Because the employee normally commuted 32 miles one-way from official 
duty station to residence, the payment for the 12-mile trip from the 
temporary duty station would not have been reimbursed under the VA 
policy.

After OIG became aware of the different reimbursement standards in 
1994, it amended its policy in December 1994 to conform to the VA 
policy for the sake of consistency and administrative convenience.

In the absence of any Comptroller General decisions on point, the 
Inspector General asks whether the payments for local travel made to 
OIG employees before the change in policy in December 1994 were proper 
since they were contrary to VA's travel policy.  The Inspector General 
submits that, because of its special independence within the 
department, the OIG should be considered the "employing agency" for 
purposes of exercising its discretion over reimbursement of local 
travel mileage.

OPINION

The established rule is that an employee must travel between his 
residence and his regular place of work at his own expense.  32 Comp. 
Gen. 235 (1952).  When an employee is assigned to a nearby temporary 
duty post, it is within administrative discretion to allow mileage 
without deduction for normal commuting expenses, but employing agency 
officials may refuse to authorize reimbursement for such expenses if 
no additional travel costs are incurred or may limit reimbursement to 
such additional costs.  Brian E. Charnick, B-184175, June 8, 1979.  
Thus, in Howard M. Feuer, 59 Comp.
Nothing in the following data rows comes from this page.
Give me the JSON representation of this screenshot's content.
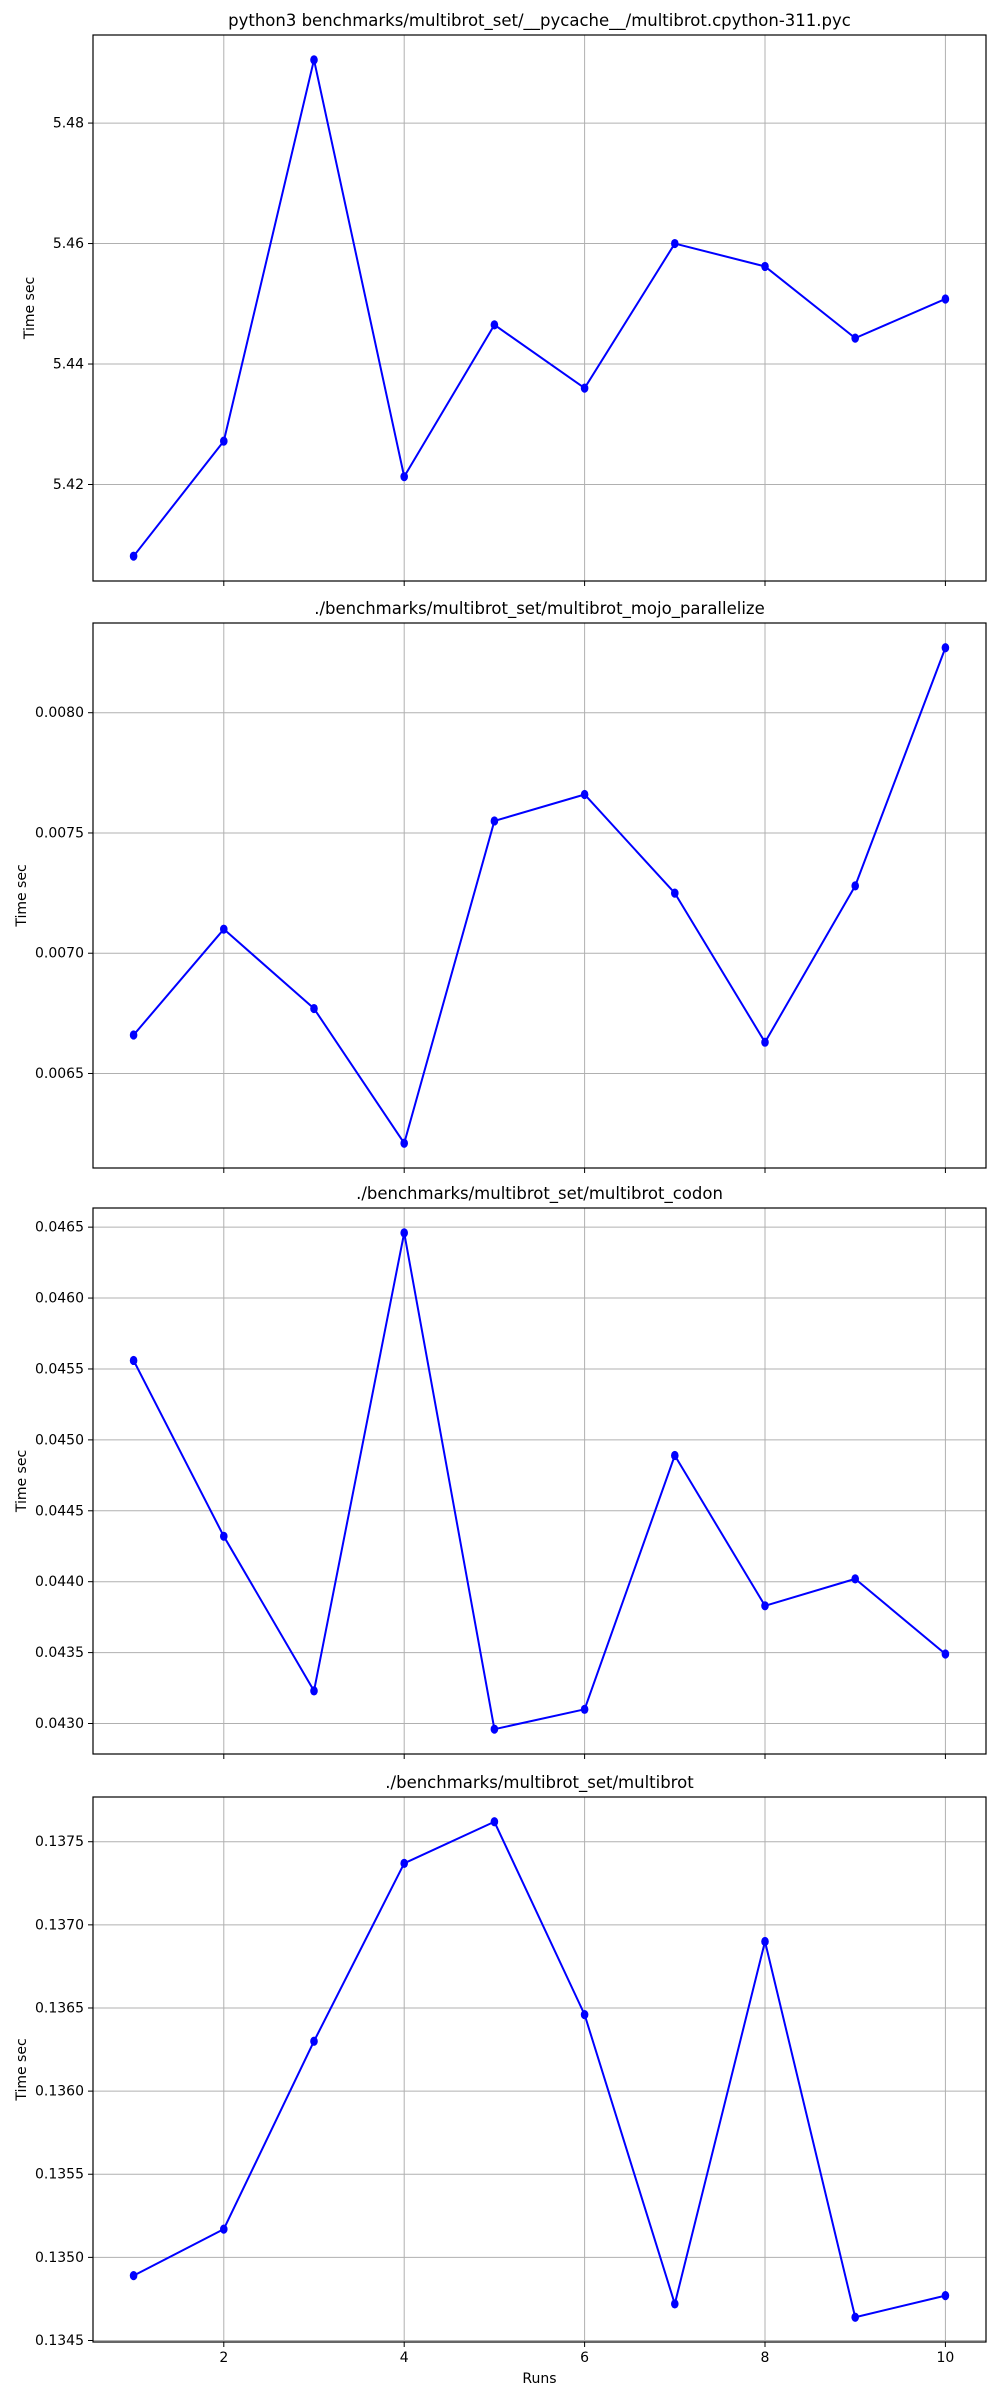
{
  "colors": {
    "line": "#0000ff",
    "marker": "#0000ff",
    "grid": "#b0b0b0",
    "spine": "#000000",
    "text": "#000000",
    "background": "#ffffff"
  },
  "chart_data": [
    {
      "type": "line",
      "title": "python3 benchmarks/multibrot_set/__pycache__/multibrot.cpython-311.pyc",
      "ylabel": "Time sec",
      "xlabel": "",
      "x": [
        1,
        2,
        3,
        4,
        5,
        6,
        7,
        8,
        9,
        10
      ],
      "values": [
        5.4081,
        5.4272,
        5.4905,
        5.4213,
        5.4465,
        5.436,
        5.46,
        5.4562,
        5.4443,
        5.4508
      ],
      "xlim": [
        0.55,
        10.45
      ],
      "ylim": [
        5.40398,
        5.49462
      ],
      "xticks": [
        2,
        4,
        6,
        8,
        10
      ],
      "xtick_labels": [
        "2",
        "4",
        "6",
        "8",
        "10"
      ],
      "show_xtick_labels": false,
      "yticks": [
        5.42,
        5.44,
        5.46,
        5.48
      ],
      "ytick_labels": [
        "5.42",
        "5.44",
        "5.46",
        "5.48"
      ],
      "grid": true,
      "legend": "none"
    },
    {
      "type": "line",
      "title": "./benchmarks/multibrot_set/multibrot_mojo_parallelize",
      "ylabel": "Time sec",
      "xlabel": "",
      "x": [
        1,
        2,
        3,
        4,
        5,
        6,
        7,
        8,
        9,
        10
      ],
      "values": [
        0.00666,
        0.0071,
        0.00677,
        0.00621,
        0.00755,
        0.00766,
        0.00725,
        0.00663,
        0.00728,
        0.00827
      ],
      "xlim": [
        0.55,
        10.45
      ],
      "ylim": [
        0.006107,
        0.008373
      ],
      "xticks": [
        2,
        4,
        6,
        8,
        10
      ],
      "xtick_labels": [
        "2",
        "4",
        "6",
        "8",
        "10"
      ],
      "show_xtick_labels": false,
      "yticks": [
        0.0065,
        0.007,
        0.0075,
        0.008
      ],
      "ytick_labels": [
        "0.0065",
        "0.0070",
        "0.0075",
        "0.0080"
      ],
      "grid": true,
      "legend": "none"
    },
    {
      "type": "line",
      "title": "./benchmarks/multibrot_set/multibrot_codon",
      "ylabel": "Time sec",
      "xlabel": "",
      "x": [
        1,
        2,
        3,
        4,
        5,
        6,
        7,
        8,
        9,
        10
      ],
      "values": [
        0.04556,
        0.04432,
        0.04323,
        0.04646,
        0.04296,
        0.0431,
        0.04489,
        0.04383,
        0.04402,
        0.04349
      ],
      "xlim": [
        0.55,
        10.45
      ],
      "ylim": [
        0.042785,
        0.046635
      ],
      "xticks": [
        2,
        4,
        6,
        8,
        10
      ],
      "xtick_labels": [
        "2",
        "4",
        "6",
        "8",
        "10"
      ],
      "show_xtick_labels": false,
      "yticks": [
        0.043,
        0.0435,
        0.044,
        0.0445,
        0.045,
        0.0455,
        0.046,
        0.0465
      ],
      "ytick_labels": [
        "0.0430",
        "0.0435",
        "0.0440",
        "0.0445",
        "0.0450",
        "0.0455",
        "0.0460",
        "0.0465"
      ],
      "grid": true,
      "legend": "none"
    },
    {
      "type": "line",
      "title": "./benchmarks/multibrot_set/multibrot",
      "ylabel": "Time sec",
      "xlabel": "Runs",
      "x": [
        1,
        2,
        3,
        4,
        5,
        6,
        7,
        8,
        9,
        10
      ],
      "values": [
        0.13489,
        0.13517,
        0.1363,
        0.13737,
        0.13762,
        0.13646,
        0.13472,
        0.1369,
        0.13464,
        0.13477
      ],
      "xlim": [
        0.55,
        10.45
      ],
      "ylim": [
        0.134491,
        0.137769
      ],
      "xticks": [
        2,
        4,
        6,
        8,
        10
      ],
      "xtick_labels": [
        "2",
        "4",
        "6",
        "8",
        "10"
      ],
      "show_xtick_labels": true,
      "yticks": [
        0.1345,
        0.135,
        0.1355,
        0.136,
        0.1365,
        0.137,
        0.1375
      ],
      "ytick_labels": [
        "0.1345",
        "0.1350",
        "0.1355",
        "0.1360",
        "0.1365",
        "0.1370",
        "0.1375"
      ],
      "grid": true,
      "legend": "none"
    }
  ]
}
Gen. 605 (1980), we stated that the 
determination to limit reimbursement for travel to a temporary duty 
station is within the discretion of the employing agency and that we 
would not question an agency's decision to limit such reimbursement.  
See 36 Comp. Gen. 795 (1957).

The question posed by the Inspector General is whether his office may 
be considered to "employing agency" for the purpose of exercising 
administrative discretion over local travel reimbursement.

We believe that the Office of Inspector General is the employing 
agency for purposes of the rule stated above.  The evident purpose of 
the Congress in enacting the Inspector General Act of 1978 was to 
establish independent and objective units within each department to 
conduct audits and investigations of its programs and operations and 
to prevent and detect fraud and abuse therein.  Public Law 95-452,  sec.  
2, Oct. 12, 1978, 92 Stat. 1101.  Each Inspector General was given 
independent personnel authority.  Id.  sec.  6(a)(7).  As pointed out by 
the VA Inspector General, his office is exempt from a specific 
limitation on travel expenses.  Public Law 103-327,  sec.  501.

For these reasons, we conclude that the Office of Inspector General is 
the "employing agency" for the purpose of exercising administrative 
discretion over travel reimbursement policy within the limits 
authorized by the government-wide Federal Travel Regulations issued by 
the General Services Administration.

Accordingly, the payments made to OIG employees under its separate 
policy for local travel mileage prior to December 1994 were proper 
payments and need not be collected back.